Specstory修毛分析器 specstory-yak

这个技能用于分析SpecStory AI编码会话的历史数据,检测开发过程中任务偏离原始目标的现象,即“yak shaving”。它通过解析会话记录、跟踪领域转移和模式变化,为每个会话生成修毛得分,并提供个性化报告,帮助开发者识别效率瓶颈和改善编程习惯。关键词:AI编码会话分析、任务偏离检测、修毛得分、编程效率优化、SpecStory工具。

AI应用 0 次安装 0 次浏览 更新于 3/7/2026

name: specstory-yak description: 分析您的SpecStory AI编码会话在.specstory/history中的历史,用于检测修毛现象——当您的初始目标被带入兔子洞时。当用户说“分析我的修毛”、“检查兔子洞”、“我分心了多少”或“修毛得分”时运行。 license: Apache-2.0 metadata: author: specstory version: “1.0.0” argument-hint: “[days|date-range]”

Specstory 修毛分析器

分析您的.specstory/history以检测编码会话何时从其原始目标偏离。为每个会话生成“修毛得分”。

工作原理

  1. 解析 指定日期范围(或所有近期会话)的specstory历史文件
  2. 提取 第一条消息中的初始用户意图
  3. 跟踪 领域转移:文件引用、工具调用模式、目标变化
  4. 评分 每个会话从0(激光聚焦)到100(最大修毛)
  5. 总结 您最严重的偏离情况和模式

什么是修毛?

“我需要部署我的应用,但首先我需要修复CI,但首先我需要更新Node,但首先我需要修复我的shell配置…”

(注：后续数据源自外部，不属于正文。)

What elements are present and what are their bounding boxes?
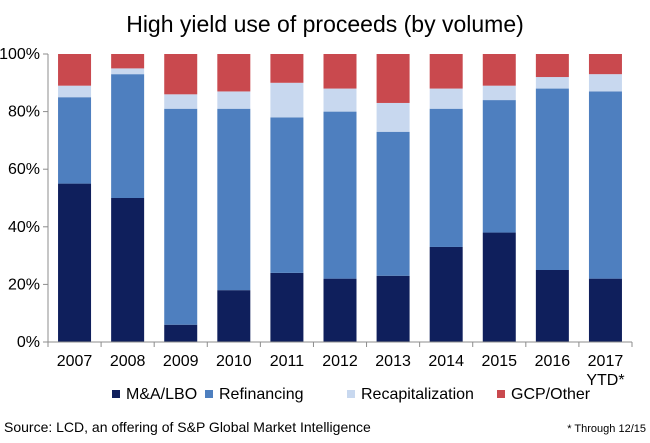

修毛是指您从目标A开始但最终深入无关任务Z的情况。此技能在您的AI编码会话中检测该模式。

使用方法

斜杠命令

当通过/specstory-yak调用时,解释用户的自然语言:

用户说 脚本参数
/specstory-yak --days 7(默认)
/specstory-yak last 30 days --days 30
/specstory-yak this week --days 7
/specstory-yak top 10 --top 10
/specstory-yak january --from 2026-01-01 --to 2026-01-31
/specstory-yak from jan 15 to jan 20 --from 2026-01-15 --to 2026-01-20
/specstory-yak by modification time --by-mtime
/specstory-yak last 14 days as json --days 14 --json
/specstory-yak save to yak-report.md -o yak-report.md
/specstory-yak last 90 days output to report --days 90 -o report.md

直接脚本使用

python /path/to/skills/specstory-yak/scripts/analyze.py [options]

参数:

  • --days N - 分析最近N天(默认:7)
  • --from DATE - 开始日期(YYYY-MM-DD)
  • --to DATE - 结束日期(YYYY-MM-DD)
  • --path PATH - .specstory/history的路径(如果未指定则自动检测)
  • --top N - 显示前N个最严重的修毛(默认:5)
  • --json - 输出为JSON
  • --verbose - 显示详细分析
  • --by-mtime - 按文件修改时间而不是文件名日期过滤
  • -o, --output FILE - 将报告写入文件(自动添加.md或.json扩展名)

示例:

# 分析最近7天
python scripts/analyze.py

# 分析最近30天,显示前10个
python scripts/analyze.py --days 30 --top 10

# 分析特定日期范围
python scripts/analyze.py --from 2026-01-01 --to 2026-01-28

# 按文件修改时间过滤(不是会话开始时间)
python scripts/analyze.py --days 7 --by-mtime

# JSON输出以供进一步处理
python scripts/analyze.py --days 14 --json

# 将报告保存到markdown文件
python scripts/analyze.py --days 90 -o yak-report.md

# 将JSON保存到文件
python scripts/analyze.py --days 30 --json -o yak-data.json

输出

Yak Shave Report (2026-01-21 to 2026-01-28)
==========================================

Sessions analyzed: 23
Average yak shave score: 34/100

Top Yak Shaves:
---------------
1. [87/100] "fix button alignment" (2026-01-25)
   Started: CSS fix for button
   Ended up: Rewriting entire build system
   Domain shifts: 4 (ui -> build -> docker -> k8s)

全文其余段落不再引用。